Friday, July 24, 2009

When presidets misspeak

Wednesday night at the end of a hour press conference on the debate over health care, president Obama offered a comment on the arrest of Harvard professor Henry Louis Gates. The arrest for disorderly conduct occurred after police responded to a report that two men were attempting to break into the Gates home. It was in fact Gates who had misplaced his keys after return from a trip to China who was breaking into his own home. The charges against Gates were subsequently dropped and Wednesday night president Obama offered this.

Today, president Obama offered new comments today.

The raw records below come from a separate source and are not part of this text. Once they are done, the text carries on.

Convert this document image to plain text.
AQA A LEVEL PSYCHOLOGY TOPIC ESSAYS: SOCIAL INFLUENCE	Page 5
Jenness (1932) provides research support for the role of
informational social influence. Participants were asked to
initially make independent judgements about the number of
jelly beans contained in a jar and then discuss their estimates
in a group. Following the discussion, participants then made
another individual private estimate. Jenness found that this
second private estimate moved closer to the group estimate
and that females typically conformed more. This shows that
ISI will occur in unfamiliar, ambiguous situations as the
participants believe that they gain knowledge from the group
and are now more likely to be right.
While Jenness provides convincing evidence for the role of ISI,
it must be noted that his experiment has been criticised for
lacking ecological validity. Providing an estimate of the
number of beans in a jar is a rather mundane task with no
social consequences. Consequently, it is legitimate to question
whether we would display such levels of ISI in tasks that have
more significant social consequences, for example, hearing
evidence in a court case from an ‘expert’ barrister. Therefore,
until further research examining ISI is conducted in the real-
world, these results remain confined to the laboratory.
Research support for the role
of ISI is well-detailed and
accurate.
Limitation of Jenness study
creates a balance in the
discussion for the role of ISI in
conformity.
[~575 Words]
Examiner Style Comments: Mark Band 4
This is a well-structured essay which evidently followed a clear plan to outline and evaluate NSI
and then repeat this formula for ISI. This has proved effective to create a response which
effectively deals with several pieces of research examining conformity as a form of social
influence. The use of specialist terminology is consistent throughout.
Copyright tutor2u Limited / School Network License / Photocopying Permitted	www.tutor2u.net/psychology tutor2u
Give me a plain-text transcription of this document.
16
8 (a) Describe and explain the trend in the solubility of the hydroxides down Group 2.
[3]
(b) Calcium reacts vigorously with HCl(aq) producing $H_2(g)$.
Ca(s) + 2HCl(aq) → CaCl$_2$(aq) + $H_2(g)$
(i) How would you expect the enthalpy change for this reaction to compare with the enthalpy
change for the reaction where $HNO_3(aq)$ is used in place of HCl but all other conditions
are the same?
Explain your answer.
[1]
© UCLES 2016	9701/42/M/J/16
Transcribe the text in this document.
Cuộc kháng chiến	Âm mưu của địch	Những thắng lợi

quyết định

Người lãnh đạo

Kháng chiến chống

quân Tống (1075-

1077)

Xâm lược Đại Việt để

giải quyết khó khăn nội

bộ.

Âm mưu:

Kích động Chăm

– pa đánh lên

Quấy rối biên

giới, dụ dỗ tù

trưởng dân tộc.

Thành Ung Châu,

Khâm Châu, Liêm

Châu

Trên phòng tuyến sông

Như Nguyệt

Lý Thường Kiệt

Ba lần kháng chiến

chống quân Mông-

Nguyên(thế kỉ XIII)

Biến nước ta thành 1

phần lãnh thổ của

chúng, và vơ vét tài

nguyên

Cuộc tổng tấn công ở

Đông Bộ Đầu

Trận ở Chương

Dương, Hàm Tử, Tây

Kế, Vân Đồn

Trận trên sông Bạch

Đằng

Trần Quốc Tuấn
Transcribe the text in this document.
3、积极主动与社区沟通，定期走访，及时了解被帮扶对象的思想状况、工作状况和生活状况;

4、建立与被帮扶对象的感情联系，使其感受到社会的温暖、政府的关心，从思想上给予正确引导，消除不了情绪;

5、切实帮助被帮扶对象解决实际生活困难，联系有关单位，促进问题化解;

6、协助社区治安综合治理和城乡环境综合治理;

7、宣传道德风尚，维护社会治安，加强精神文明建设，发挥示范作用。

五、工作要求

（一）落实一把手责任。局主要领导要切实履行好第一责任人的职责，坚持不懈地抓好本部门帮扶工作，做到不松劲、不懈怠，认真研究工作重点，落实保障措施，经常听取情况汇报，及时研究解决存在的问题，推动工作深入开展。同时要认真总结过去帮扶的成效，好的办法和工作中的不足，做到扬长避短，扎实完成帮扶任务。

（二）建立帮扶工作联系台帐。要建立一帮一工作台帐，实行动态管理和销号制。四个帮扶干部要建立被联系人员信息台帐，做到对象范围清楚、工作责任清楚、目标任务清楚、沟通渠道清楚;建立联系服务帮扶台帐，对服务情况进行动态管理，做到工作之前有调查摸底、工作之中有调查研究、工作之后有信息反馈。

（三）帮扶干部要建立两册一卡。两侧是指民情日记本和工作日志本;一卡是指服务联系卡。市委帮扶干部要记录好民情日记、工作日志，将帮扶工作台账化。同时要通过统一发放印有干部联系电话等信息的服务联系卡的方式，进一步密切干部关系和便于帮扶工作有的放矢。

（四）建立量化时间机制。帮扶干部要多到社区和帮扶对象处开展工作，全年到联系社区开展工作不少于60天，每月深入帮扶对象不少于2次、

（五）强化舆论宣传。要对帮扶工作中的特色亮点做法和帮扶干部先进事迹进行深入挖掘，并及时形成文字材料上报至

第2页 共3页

Of course, president Obama is not the first president to misspeak. Presidents Nixon and Clinton, in recent history, made what were probably the most grievous missteps with comments on accusations against them. President Obama's comments on the Gates arrest were not near as consequential as Nixon's and Clinton's, but other presidents have similarly misspoken.

President Thomas Jefferson famously "misspoke" when he wrote in the 1798 Kentucky resolutions tat sovereignty rested in the states.

Later, then president James Madison said of Jefferson's ideas, “Allowances also ought to be made for a habit in Mr. Jefferson as in others of great genius of expressing in strong and round terms, impressions of the moment.”

Seventy years later, president Ulysses S. Grant delivered this rambling excuse for ineptitude in his eighth and last state of the union address to Congress on December 5, 1876.

"It was my fortune, or misfortune, to be called to the office of Chief Executive without any previous political training. From the age of 17 I had never even witnessed the excitement attending a Presidential campaign but twice antecedent to my own candidacy, and at but one of them was I eligible as a voter.

Under such circumstances it is but reasonable to suppose that errors of judgment must have occurred. Even had they not, differences of opinion between the Executive, bound by an oath to the strict performance of his duties, and writers and debaters must have arisen. It is not necessarily evidence of blunder on the part of the Executive because there are these differences of views. Mistakes have been made, as all can see and I admit, but it seems to me oftener in the selections made of the assistants appointed to aid in carrying out the various duties of administering the Government--in nearly every case selected without a personal acquaintance with the appointee, but upon recommendations of the representatives chosen directly by the people. It is impossible, where so many trusts are to be allotted, that the right parties should be chosen in every instance. History shows that no Administration from the time of Washington to the present has been free from these mistakes. But I leave comparisons to history, claiming only that I have acted in every instance from a conscientious desire to do what was right, constitutional, within the law, and for the very best interests of the whole people. Failures have been errors of judgment, not of intent."